My point is that you can have a well-maintained library that chooses to ignore deprecations and still run into churn each year as a new PHP version is rolled out.
For projects with only one or a handful of packages, this is often not terribly onerous. But for those with more (Laminas has more than 160!), it means a substantial time investment — time where we could be dealing with reported issues or adding requested features, but instead are dealing with making our code compatible with a new minor version of PHP — when minor versions are supposed to insulate us from this very sort of problem!
Don't get me wrong: I definitely approve of the majority of changes that are happening to the language. They make it more predictable, easier to work with, and allow me to write more maintainable code. But the fact that each minor release — and don't forget, minor releases are YEARLY — leads to code churn in the libraries I maintain makes me want to give up on producing OSS, because this sort of churn is busy work with very few benefits.

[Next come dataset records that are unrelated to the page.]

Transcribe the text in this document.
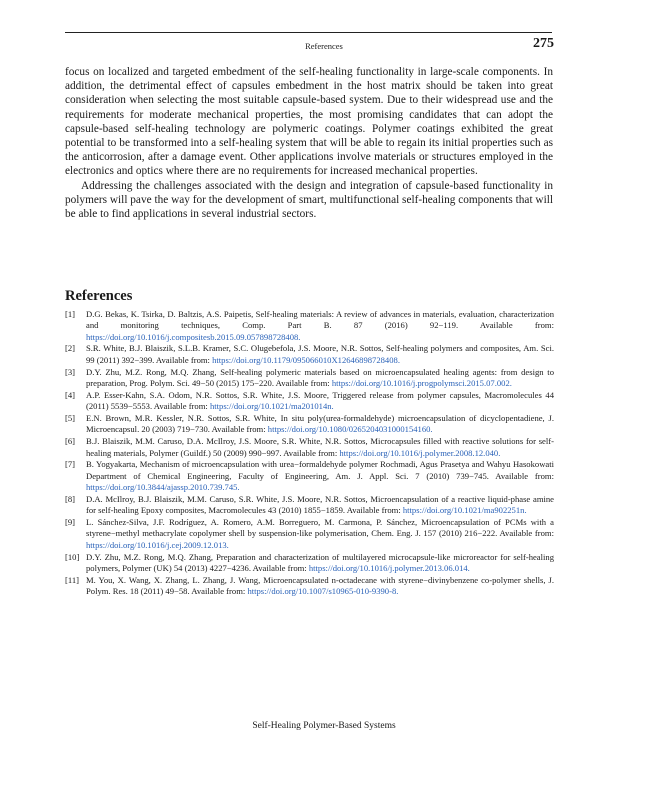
References	275

focus on localized and targeted embedment of the self-healing functionality in large-scale components. In addition, the detrimental effect of capsules embedment in the host matrix should be taken into great consideration when selecting the most suitable capsule-based system. Due to their widespread use and the requirements for moderate mechanical properties, the most promising candidates that can adopt the capsule-based self-healing technology are polymeric coatings. Polymer coatings exhibited the great potential to be transformed into a self-healing system that will be able to regain its initial properties such as the anticorrosion, after a damage event. Other applications involve materials or structures employed in the electronics and optics where there are no requirements for increased mechanical properties.

Addressing the challenges associated with the design and integration of capsule-based functionality in polymers will pave the way for the development of smart, multifunctional self-healing components that will be able to find applications in several industrial sectors.

References
[1]	D.G. Bekas, K. Tsirka, D. Baltzis, A.S. Paipetis, Self-healing materials: A review of advances in materials, evaluation, characterization and monitoring techniques, Comp. Part B. 87 (2016) 92−119. Available from: https://doi.org/10.1016/j.compositesb.2015.09.057898728408.
[2]	S.R. White, B.J. Blaiszik, S.L.B. Kramer, S.C. Olugebefola, J.S. Moore, N.R. Sottos, Self-healing polymers and composites, Am. Sci. 99 (2011) 392−399. Available from: https://doi.org/10.1179/095066010X12646898728408.
[3]	D.Y. Zhu, M.Z. Rong, M.Q. Zhang, Self-healing polymeric materials based on microencapsulated healing agents: from design to preparation, Prog. Polym. Sci. 49−50 (2015) 175−220. Available from: https://doi.org/10.1016/j.progpolymsci.2015.07.002.
[4]	A.P. Esser-Kahn, S.A. Odom, N.R. Sottos, S.R. White, J.S. Moore, Triggered release from polymer capsules, Macromolecules 44 (2011) 5539−5553. Available from: https://doi.org/10.1021/ma201014n.
[5]	E.N. Brown, M.R. Kessler, N.R. Sottos, S.R. White, In situ poly(urea-formaldehyde) microencapsulation of dicyclopentadiene, J. Microencapsul. 20 (2003) 719−730. Available from: https://doi.org/10.1080/0265204031000154160.
[6]	B.J. Blaiszik, M.M. Caruso, D.A. McIlroy, J.S. Moore, S.R. White, N.R. Sottos, Microcapsules filled with reactive solutions for self-healing materials, Polymer (Guildf.) 50 (2009) 990−997. Available from: https://doi.org/10.1016/j.polymer.2008.12.040.
[7]	B. Yogyakarta, Mechanism of microencapsulation with urea−formaldehyde polymer Rochmadi, Agus Prasetya and Wahyu Hasokowati Department of Chemical Engineering, Faculty of Engineering, Am. J. Appl. Sci. 7 (2010) 739−745. Available from: https://doi.org/10.3844/ajassp.2010.739.745.
[8]	D.A. McIlroy, B.J. Blaiszik, M.M. Caruso, S.R. White, J.S. Moore, N.R. Sottos, Microencapsulation of a reactive liquid-phase amine for self-healing Epoxy composites, Macromolecules 43 (2010) 1855−1859. Available from: https://doi.org/10.1021/ma902251n.
[9]	L. Sánchez-Silva, J.F. Rodríguez, A. Romero, A.M. Borreguero, M. Carmona, P. Sánchez, Microencapsulation of PCMs with a styrene−methyl methacrylate copolymer shell by suspension-like polymerisation, Chem. Eng. J. 157 (2010) 216−222. Available from: https://doi.org/10.1016/j.cej.2009.12.013.
[10] D.Y. Zhu, M.Z. Rong, M.Q. Zhang, Preparation and characterization of multilayered microcapsule-like microreactor for self-healing polymers, Polymer (UK) 54 (2013) 4227−4236. Available from: https://doi.org/10.1016/j.polymer.2013.06.014.
[11] M. You, X. Wang, X. Zhang, L. Zhang, J. Wang, Microencapsulated n-octadecane with styrene−divinybenzene co-polymer shells, J. Polym. Res. 18 (2011) 49−58. Available from: https://doi.org/10.1007/s10965-010-9390-8.
Self-Healing Polymer-Based Systems
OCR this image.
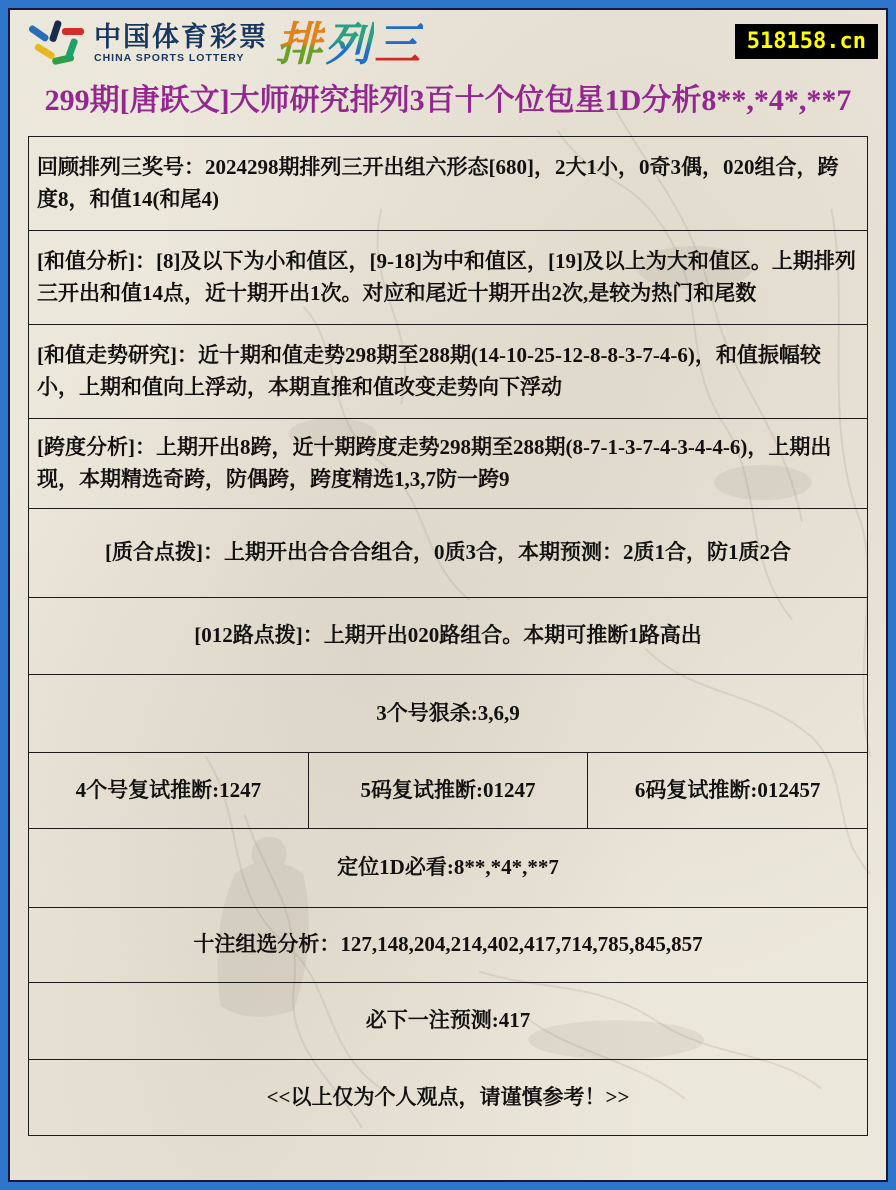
中国体育彩票
CHINA SPORTS LOTTERY 排列三	518158.cn
299期[唐跃文]大师研究排列3百十个位包星1D分析8**,*4*,**7
回顾排列三奖号：2024298期排列三开出组六形态[680]，2大1小，0奇3偶，020组合，跨度8，和值14(和尾4)
[和值分析]：[8]及以下为小和值区，[9-18]为中和值区，[19]及以上为大和值区。上期排列三开出和值14点，近十期开出1次。对应和尾近十期开出2次,是较为热门和尾数
[和值走势研究]：近十期和值走势298期至288期(14-10-25-12-8-8-3-7-4-6)，和值振幅较小，上期和值向上浮动，本期直推和值改变走势向下浮动
[跨度分析]：上期开出8跨，近十期跨度走势298期至288期(8-7-1-3-7-4-3-4-4-6)，上期出现，本期精选奇跨，防偶跨，跨度精选1,3,7防一跨9
[质合点拨]：上期开出合合合组合，0质3合，本期预测：2质1合，防1质2合
[012路点拨]：上期开出020路组合。本期可推断1路高出
3个号狠杀:3,6,9
4个号复试推断:1247	5码复试推断:01247	6码复试推断:012457
定位1D必看:8**,*4*,**7
十注组选分析：127,148,204,214,402,417,714,785,845,857
必下一注预测:417
<<以上仅为个人观点，请谨慎参考！>>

Do I have any ideas on how to make things easier? Not currently. Deprecations DO allow us to adapt our code earlier to upcoming language changes, and waiting 1, 2, 3, or 4 minor versions to address them would likely require far bigger, more time-consuming changes on our part later. It's the pace at which they occur that is hard on the ecosystem.
One thought I've had is to potentially accept deprecations via an RFC, but only apply them in the final minor release of the series. This would allow libraries to address them all at once, and only once every several years. However, I suspect the process to make this happen could be quite difficult/laborious on the PHP internals developers.